Sevgili arkadaşlar;
Hepimizin bildiği gibi savaş, insanlık için büyük bir felakettir. Şiddetin en katı ve yoğun hali olan savaş, asla sorunların çözüm şekli değildir. İletişim ile, konuşmak ile, tartışmak ile çözülemeyen hiçbir sorun; savaş ile çözülemez. Bütün insanlık bunun farkına varmalı ve savaşın bir sorun çözme yöntemi olmadığını anlamalıdır. Savaş, sorunları çözmez; aksine büyütür ve derinleştirir.

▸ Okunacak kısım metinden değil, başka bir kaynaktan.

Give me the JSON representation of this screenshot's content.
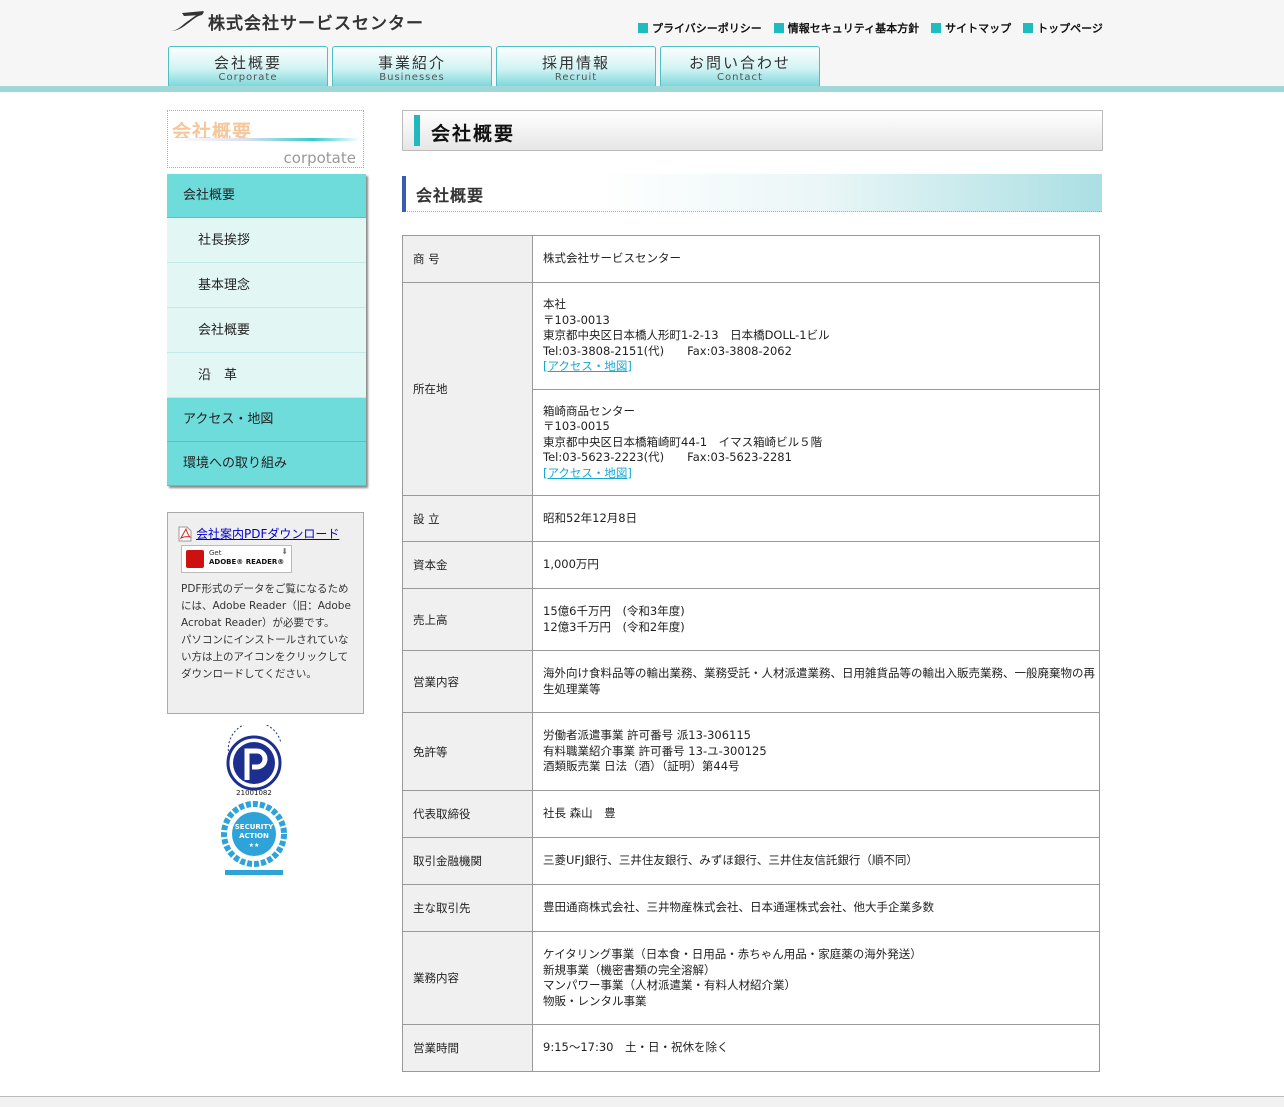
{
  "header": {
    "company_name": "株式会社サービスセンター",
    "util_links": [
      "プライバシーポリシー",
      "情報セキュリティ基本方針",
      "サイトマップ",
      "トップページ"
    ],
    "nav": [
      {
        "ja": "会社概要",
        "en": "Corporate"
      },
      {
        "ja": "事業紹介",
        "en": "Businesses"
      },
      {
        "ja": "採用情報",
        "en": "Recruit"
      },
      {
        "ja": "お問い合わせ",
        "en": "Contact"
      }
    ],
    "accent_color": "#1dbcbf"
  },
  "sidebar": {
    "head_ja": "会社概要",
    "head_en": "corpotate",
    "menu": [
      {
        "label": "会社概要",
        "type": "main"
      },
      {
        "label": "社長挨拶",
        "type": "sub"
      },
      {
        "label": "基本理念",
        "type": "sub"
      },
      {
        "label": "会社概要",
        "type": "sub"
      },
      {
        "label": "沿　革",
        "type": "sub"
      },
      {
        "label": "アクセス・地図",
        "type": "main"
      },
      {
        "label": "環境への取り組み",
        "type": "main"
      }
    ],
    "pdf_link": "会社案内PDFダウンロード",
    "adobe_get": "Get",
    "adobe_reader": "ADOBE® READER®",
    "pdf_note": "PDF形式のデータをご覧になるためには、Adobe Reader（旧：Adobe Acrobat Reader）が必要です。\nパソコンにインストールされていない方は上のアイコンをクリックしてダウンロードしてください。",
    "privacy_number": "21001082"
  },
  "main": {
    "page_title": "会社概要",
    "section_title": "会社概要",
    "rows": {
      "name_label": "商 号",
      "name_value": "株式会社サービスセンター",
      "address_label": "所在地",
      "hq": {
        "name": "本社",
        "zip": "〒103-0013",
        "address": "東京都中央区日本橋人形町1-2-13　日本橋DOLL-1ビル",
        "tel": "Tel:03-3808-2151(代)　　Fax:03-3808-2062",
        "map": "[アクセス・地図]"
      },
      "branch": {
        "name": "箱崎商品センター",
        "zip": "〒103-0015",
        "address": "東京都中央区日本橋箱崎町44-1　イマス箱崎ビル５階",
        "tel": "Tel:03-5623-2223(代)　　Fax:03-5623-2281",
        "map": "[アクセス・地図]"
      },
      "founded_label": "設 立",
      "founded_value": "昭和52年12月8日",
      "capital_label": "資本金",
      "capital_value": "1,000万円",
      "sales_label": "売上高",
      "sales_value_1": "15億6千万円　(令和3年度)",
      "sales_value_2": "12億3千万円　(令和2年度)",
      "ops_label": "営業内容",
      "ops_value": "海外向け食料品等の輸出業務、業務受託・人材派遣業務、日用雑貨品等の輸出入販売業務、一般廃棄物の再生処理業等",
      "license_label": "免許等",
      "license_1": "労働者派遣事業 許可番号 派13-306115",
      "license_2": "有料職業紹介事業 許可番号 13-ユ-300125",
      "license_3": "酒類販売業 日法（酒）（証明）第44号",
      "ceo_label": "代表取締役",
      "ceo_value": "社長 森山　豊",
      "bank_label": "取引金融機関",
      "bank_value": "三菱UFJ銀行、三井住友銀行、みずほ銀行、三井住友信託銀行（順不同）",
      "client_label": "主な取引先",
      "client_value": "豊田通商株式会社、三井物産株式会社、日本通運株式会社、他大手企業多数",
      "business_label": "業務内容",
      "business_1": "ケイタリング事業（日本食・日用品・赤ちゃん用品・家庭薬の海外発送）",
      "business_2": "新規事業（機密書類の完全溶解）",
      "business_3": "マンパワー事業（人材派遣業・有料人材紹介業）",
      "business_4": "物販・レンタル事業",
      "hours_label": "営業時間",
      "hours_value": "9:15〜17:30　土・日・祝休を除く"
    }
  }
}
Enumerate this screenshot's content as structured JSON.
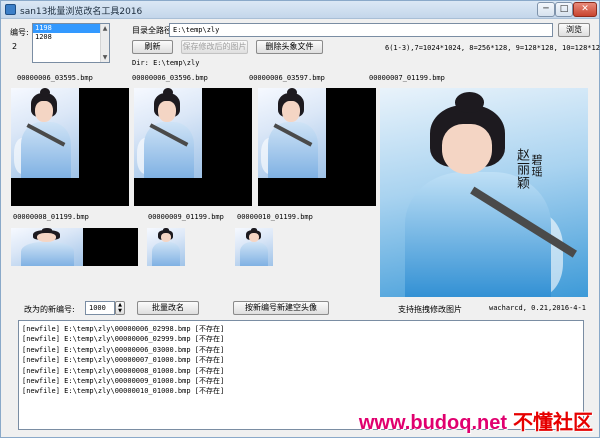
{
  "window": {
    "title": "san13批量浏览改名工具2016",
    "min_glyph": "─",
    "max_glyph": "□",
    "close_glyph": "✕"
  },
  "left_panel": {
    "id_label": "编号:",
    "count": "2",
    "list_items": [
      "1198",
      "1208"
    ],
    "selected_index": 0
  },
  "path": {
    "label": "目录全路径",
    "value": "E:\\temp\\zly",
    "browse_button": "浏览",
    "dir_text": "Dir: E:\\temp\\zly"
  },
  "toolbar": {
    "refresh": "刷新",
    "save_modified": "保存修改后的图片",
    "delete_headshot": "删除头象文件"
  },
  "size_info": "6(1-3),7=1024*1024, 8=256*128, 9=128*128, 10=128*128",
  "thumbnails": [
    {
      "filename": "00000006_03595.bmp"
    },
    {
      "filename": "00000006_03596.bmp"
    },
    {
      "filename": "00000006_03597.bmp"
    },
    {
      "filename": "00000007_01199.bmp"
    },
    {
      "filename": "00000008_01199.bmp"
    },
    {
      "filename": "00000009_01199.bmp"
    },
    {
      "filename": "00000010_01199.bmp"
    }
  ],
  "preview": {
    "calligraphy_left": "赵丽颖",
    "calligraphy_right": "碧瑶"
  },
  "rename": {
    "label": "改为的新编号:",
    "value": "1000",
    "batch_button": "批量改名",
    "new_headshot_button": "按新编号新建空头像"
  },
  "drag_hint": "支持拖拽修改图片",
  "credit": "wacharcd, 0.21,2016-4-1",
  "log_lines": [
    "[newfile] E:\\temp\\zly\\00000006_02998.bmp [不存在]",
    "[newfile] E:\\temp\\zly\\00000006_02999.bmp [不存在]",
    "[newfile] E:\\temp\\zly\\00000006_03000.bmp [不存在]",
    "[newfile] E:\\temp\\zly\\00000007_01000.bmp [不存在]",
    "[newfile] E:\\temp\\zly\\00000008_01000.bmp [不存在]",
    "[newfile] E:\\temp\\zly\\00000009_01000.bmp [不存在]",
    "[newfile] E:\\temp\\zly\\00000010_01000.bmp [不存在]"
  ],
  "watermark": {
    "url": "www.budoq.net",
    "cn": "不懂社区"
  },
  "colors": {
    "selection": "#3399ff",
    "watermark_pink": "#e0006f",
    "watermark_red": "#e60000"
  }
}
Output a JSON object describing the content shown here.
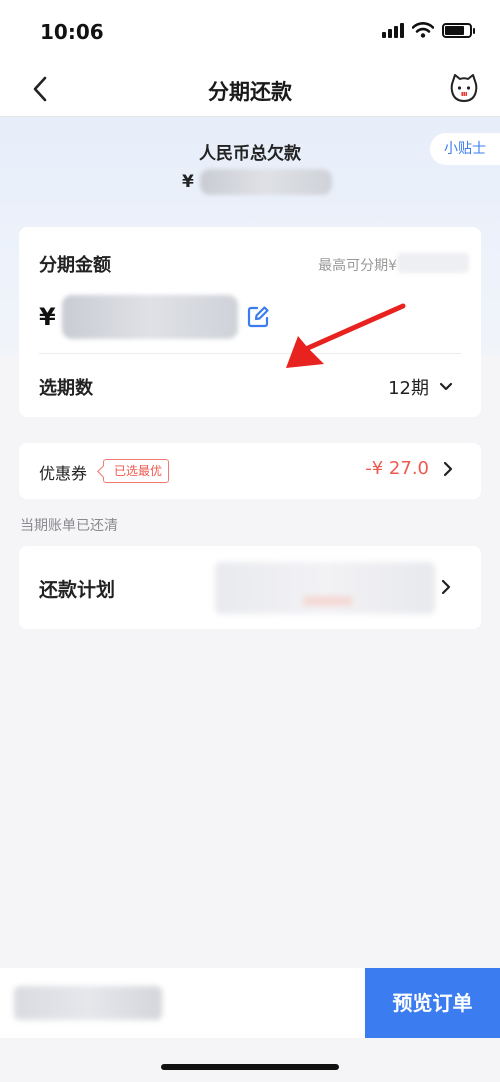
{
  "status_bar": {
    "time": "10:06"
  },
  "nav": {
    "title": "分期还款",
    "back_icon": "chevron-left-icon",
    "mascot_icon": "cat-mascot-icon"
  },
  "hero": {
    "label": "人民币总欠款",
    "currency": "¥",
    "tips_label": "小贴士"
  },
  "installment_card": {
    "title": "分期金额",
    "max_label": "最高可分期¥",
    "currency": "¥",
    "edit_icon": "edit-icon",
    "period_label": "选期数",
    "period_value": "12期"
  },
  "coupon_card": {
    "label": "优惠券",
    "badge": "已选最优",
    "value": "-¥ 27.0"
  },
  "bill_note": "当期账单已还清",
  "plan_card": {
    "label": "还款计划"
  },
  "bottom_bar": {
    "preview_label": "预览订单"
  },
  "colors": {
    "accent": "#3b7df0",
    "discount": "#ef5a50",
    "annotation": "#e8231f"
  }
}
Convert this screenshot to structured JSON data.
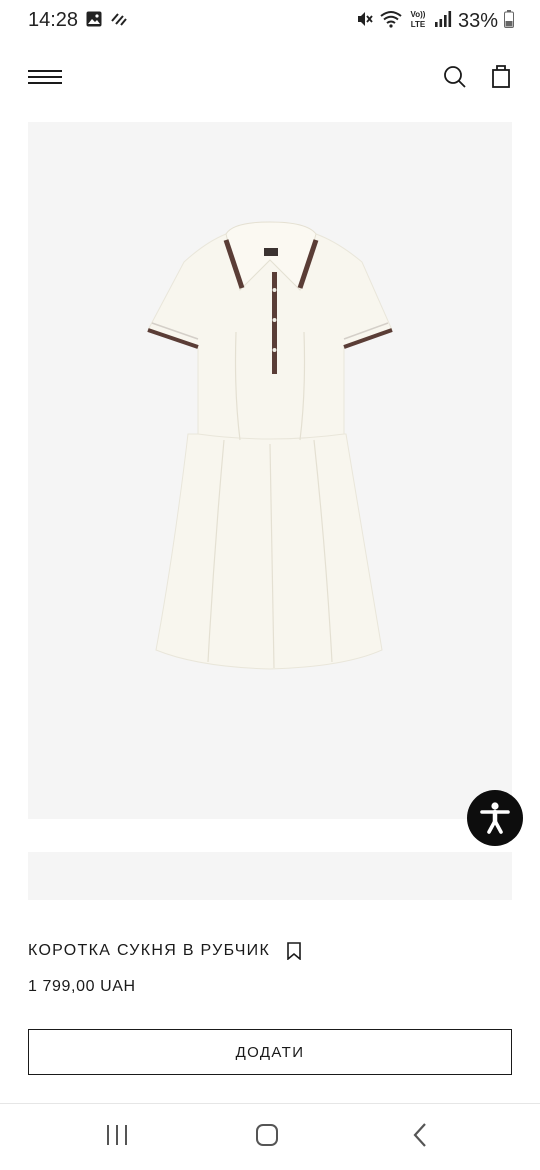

Savaşların en büyük mağdurları, savaşların çıkmasını hiç de istemeyenlerdir. Çünkü savaşların en büyük etkisi çocuklar üzerine olmaktadır. Üstelik çocukların dünya yönetiminde de herhangi bir söz hakkı bulunmamaktadır. Dolayısıyla savaştan en çok zarar gören kesim olan çocuklar; savaşların başlaması, ya da başlamaması konusunda veya sona ermesi konusunda maalesef herhangi bir etkiye sahip değildir. Savaş olmasını istemeyen çocukların savaşlardan en çok etkilenen kesim olması ne kadar adildir?
Sevgili arkadaşlar;
Savaşlar, çocukların gelecek onlarca yılını mahvetmektedir. Savaşlar çocukların ailelerini parçalamaktadır. Çocukların aile bütünlüklerini bozmaktadır. Çocuklar savaşlar yüzünden annesiz ve babasız kalmaktadır. Savaşlar, çocukların temiz suya erişimini zorlaştırmaktadır. Savaşlar çocukların besinlere ulaşmasını engellemekte ve bu nedenle çocukların yeterli beslenememesine neden olmaktadır. Çocuklar, savaşlar nedeniyle eğitim alamamaktadır. Savaşlar, çocukların geleceğini çalmaktadır ve hayatını elinden almaktadır.
Evsiz ve yurtsuz kalan savaşın çocukları; hayata 1-0 değil, adeta 10-0 yenik başlamaktadırlar. Bunun en yakın örneğini Suriye’de yıllardır yaşanan iç savaş nedeniyle hayatlarını kaybeden, engelli kalan ve hayatları çalınan çocuklardan görmekteyiz. Savaş, hiçbir şeyini çalmadığı çocukların dahi en azından çocukluğunu çalmaktadır ki; bu bile bir çocuğa yapılabilecek en büyük kötülükler arasında yer almaktadır.